Question

 Let \[A=\{1,\text{ }2,\text{ }3)\] and \[{{R}_{3}}=\{(1,3),(3,3)\}\].
Find whether or not each of the relations \[{{R}_{3}}\] on A is
(i) reflexive (ii) symmetric (iii) transitive.

Answer 1

Hint: We will use the definitions of reflexive, symmetric and transitive relations to solve this question. A relation is a reflexive relation If every element of set A maps to itself. A relation in a set A is a symmetric relation if \[({{a}_{1}},{{a}_{2}})\in R\] implies that \[({{a}_{2}},{{a}_{1}})\in R\], for all \[{{a}_{1}},{{a}_{2}}\in A\]. A relation in a set A is a transitive relation if \[({{a}_{1}},{{a}_{2}})\in R\] and \[({{a}_{2}},{{a}_{1}})\in R\] implies that \[({{a}_{1}},{{a}_{3}})\in R\] for all \[{{a}_{1}},{{a}_{2}},{{a}_{3}}\in A\].

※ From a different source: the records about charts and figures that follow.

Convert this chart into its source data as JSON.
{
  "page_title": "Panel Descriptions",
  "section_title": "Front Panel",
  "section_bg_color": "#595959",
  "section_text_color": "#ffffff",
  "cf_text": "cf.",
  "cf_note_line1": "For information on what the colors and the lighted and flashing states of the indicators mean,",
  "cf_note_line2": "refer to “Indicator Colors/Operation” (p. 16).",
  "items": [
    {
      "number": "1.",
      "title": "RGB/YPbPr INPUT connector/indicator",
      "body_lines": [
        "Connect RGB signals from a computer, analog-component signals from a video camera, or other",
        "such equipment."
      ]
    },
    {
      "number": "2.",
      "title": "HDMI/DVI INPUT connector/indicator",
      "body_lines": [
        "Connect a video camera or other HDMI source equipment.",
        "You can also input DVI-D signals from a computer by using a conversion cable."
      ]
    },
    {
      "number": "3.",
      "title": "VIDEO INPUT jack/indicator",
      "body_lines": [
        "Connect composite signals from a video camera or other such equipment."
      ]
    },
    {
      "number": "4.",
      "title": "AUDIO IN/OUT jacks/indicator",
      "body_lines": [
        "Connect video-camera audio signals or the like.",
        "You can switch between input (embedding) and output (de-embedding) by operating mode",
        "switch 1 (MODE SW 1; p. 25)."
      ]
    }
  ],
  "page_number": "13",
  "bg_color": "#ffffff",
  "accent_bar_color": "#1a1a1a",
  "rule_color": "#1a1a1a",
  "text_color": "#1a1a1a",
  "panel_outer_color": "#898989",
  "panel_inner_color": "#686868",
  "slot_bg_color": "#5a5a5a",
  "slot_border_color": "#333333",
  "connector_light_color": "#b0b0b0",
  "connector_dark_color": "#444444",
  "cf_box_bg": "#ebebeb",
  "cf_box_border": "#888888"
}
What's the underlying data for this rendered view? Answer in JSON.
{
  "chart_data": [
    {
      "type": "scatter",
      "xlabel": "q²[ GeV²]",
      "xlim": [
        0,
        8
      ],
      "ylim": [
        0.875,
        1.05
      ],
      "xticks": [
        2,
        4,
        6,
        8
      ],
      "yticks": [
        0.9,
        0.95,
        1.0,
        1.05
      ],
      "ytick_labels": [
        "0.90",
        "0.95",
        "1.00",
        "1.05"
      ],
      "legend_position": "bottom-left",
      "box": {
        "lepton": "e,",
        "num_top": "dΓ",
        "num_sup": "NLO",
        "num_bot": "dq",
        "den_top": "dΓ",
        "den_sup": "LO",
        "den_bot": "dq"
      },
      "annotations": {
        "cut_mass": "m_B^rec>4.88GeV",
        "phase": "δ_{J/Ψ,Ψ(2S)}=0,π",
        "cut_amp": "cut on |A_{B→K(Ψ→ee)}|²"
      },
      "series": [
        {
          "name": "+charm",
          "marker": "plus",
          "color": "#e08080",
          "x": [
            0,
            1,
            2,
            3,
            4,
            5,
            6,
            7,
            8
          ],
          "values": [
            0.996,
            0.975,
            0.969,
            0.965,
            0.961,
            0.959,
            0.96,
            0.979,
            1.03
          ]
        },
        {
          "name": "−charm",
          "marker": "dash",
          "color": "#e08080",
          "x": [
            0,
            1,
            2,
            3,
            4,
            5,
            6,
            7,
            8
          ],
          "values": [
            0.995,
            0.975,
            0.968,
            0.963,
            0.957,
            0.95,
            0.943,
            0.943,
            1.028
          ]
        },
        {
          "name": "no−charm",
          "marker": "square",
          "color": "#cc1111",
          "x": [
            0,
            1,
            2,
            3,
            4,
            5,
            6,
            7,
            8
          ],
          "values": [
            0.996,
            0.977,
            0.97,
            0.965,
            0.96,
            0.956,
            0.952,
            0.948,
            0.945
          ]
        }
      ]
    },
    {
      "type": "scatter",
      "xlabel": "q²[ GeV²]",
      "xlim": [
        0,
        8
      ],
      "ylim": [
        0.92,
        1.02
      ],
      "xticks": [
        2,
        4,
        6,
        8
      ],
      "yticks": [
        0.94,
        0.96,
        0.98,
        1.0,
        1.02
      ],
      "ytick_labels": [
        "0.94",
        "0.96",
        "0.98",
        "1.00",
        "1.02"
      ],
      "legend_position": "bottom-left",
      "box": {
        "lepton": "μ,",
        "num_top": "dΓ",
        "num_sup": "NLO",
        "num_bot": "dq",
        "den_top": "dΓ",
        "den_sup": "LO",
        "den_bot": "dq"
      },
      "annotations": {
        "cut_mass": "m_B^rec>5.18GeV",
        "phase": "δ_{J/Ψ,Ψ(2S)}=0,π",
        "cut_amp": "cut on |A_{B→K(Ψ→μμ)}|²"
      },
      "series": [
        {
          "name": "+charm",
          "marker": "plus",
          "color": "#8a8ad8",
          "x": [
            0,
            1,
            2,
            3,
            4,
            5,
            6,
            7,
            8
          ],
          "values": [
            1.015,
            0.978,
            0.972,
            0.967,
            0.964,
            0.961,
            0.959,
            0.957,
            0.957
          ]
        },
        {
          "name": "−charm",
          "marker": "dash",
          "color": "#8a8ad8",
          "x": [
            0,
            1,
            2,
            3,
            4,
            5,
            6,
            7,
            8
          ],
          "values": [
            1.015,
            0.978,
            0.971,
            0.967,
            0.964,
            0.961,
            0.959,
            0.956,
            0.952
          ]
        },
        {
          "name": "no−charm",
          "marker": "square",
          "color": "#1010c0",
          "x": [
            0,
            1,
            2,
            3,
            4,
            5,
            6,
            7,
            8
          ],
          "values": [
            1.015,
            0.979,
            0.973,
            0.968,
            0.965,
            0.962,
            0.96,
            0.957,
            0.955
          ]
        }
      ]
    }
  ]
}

Complete step-by-step answer:
 Before proceeding with the question we should know about the concept of relations and different types of relations that are reflexive, symmetric and transitive relations.
A relation in set A is a subset of \[A\times A\]. Thus, \[A\times A\] is two extreme relations.
A relation in a set A is a reflexive relation if \[(a,a)\in R\], for every \[a\in A\].
A relation in a set A is a symmetric relation if \[({{a}_{1}},{{a}_{2}})\in R\] implies that \[({{a}_{2}},{{a}_{1}})\in R\], for all \[{{a}_{1}},{{a}_{2}}\in A\].
A relation in a set A is a transitive relation if \[({{a}_{1}},{{a}_{2}})\in R\] and \[({{a}_{2}},{{a}_{1}})\in R\] implies that \[({{a}_{1}},{{a}_{3}})\in R\] for all \[{{a}_{1}},{{a}_{2}},{{a}_{3}}\in A\].
A relation in a set A is an equivalence relation if R is reflexive, symmetric and transitive.
It is mentioned in the question that the relation \[{{R}_{3}}=\{(1,3),(3,3)\}\] defined on the set A is {1, 2, 3). So according to the above definition the relation is not reflexive as (1, 1) and (2, 2) is absent.
Also \[(1,3)\in R\] but \[(3,1)\notin R\], so the relation is not symmetric.
Now \[(1,3)\in R\] and also \[(3,3)\in R\] and hence \[(1,3)\in R\]. Hence the relation is transitive.
Hence \[{{R}_{3}}=\{(1,3),(3,3)\}\] is not reflexive, not symmetric but transitive.
Note: Remembering the definition of relations and the types of relations is the key here. We in a hurry can make a mistake in thinking it as a symmetric set but we have to check the definition by taking subsets of the given set A.